I also think dream of mercy means that we don’t ever try to privatize the good news of Jesus. We don’t ever say that Jesus is just about my personal connection to God. We don’t ever say that faith has nothing to do with politics. There are bad ways of doing politics, sure, we can all get a little head in the sand about the public issues of the world, or we can get a little pig-headed partisan and stubborn about our view of how to solve those problems. But when Mary dreams of mercy, she’s got very public, in that sense very political, dreams in mind. Mercy isn’t a push for the disempowered to forgive and excuse the bad behavior of the powerful. Mercy is a push that the more powerful you are, the more responsibility you have to live mercifully and generously and kindly. And mercy pushes systems and groups and institutions to think about how we will or won’t align with these dreams of mercy.
And lastly, I think it dreaming of mercy means that as just or fair as God is, God is even more merciful. Mercy triumphs over judgment, the scripture says. God’s mercy is wider and deeper than I could possibly imagine. None of us are defined by God by our worst act or our worst quality, or what we think we do or don’t deserve. We all have our being, we all are who we are through God’s love-lensed eyes of mercy.
Let me put this ever so so simply. When God looks at you, God smiles. The deep impulse of God for you isn’t pity, it isn’t disapproval or disappointment. It’s kindness. We dream of mercy, because God is mercy.

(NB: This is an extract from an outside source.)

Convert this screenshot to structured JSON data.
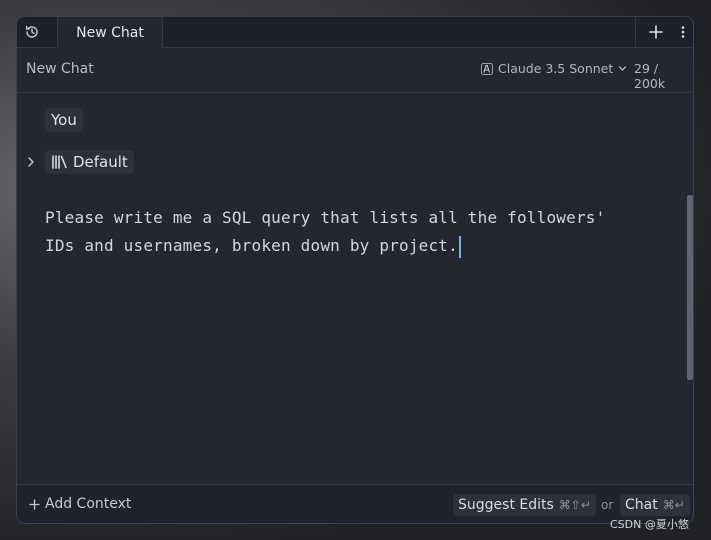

And God’s calling us to see ourselves, and see our world, and see one another with God’s eyes of mercy as well.
Can I wrap us up with our two usual invitations?
An Invitation to Whole Life Flourishing
Pray Mary’s prayer each morning for an emptying for the over-full and a filling for the over-empty. If you are prompted to welcome mercy or to extend mercy in some way, please try.
Spiritual Practice of the Week
One night, go out in silence and look at the night sky. Seeing – or not seeing – the stars above and the city lights below – imagine God telling you that God is not scared, but remembering and showing mercy from generation to generation.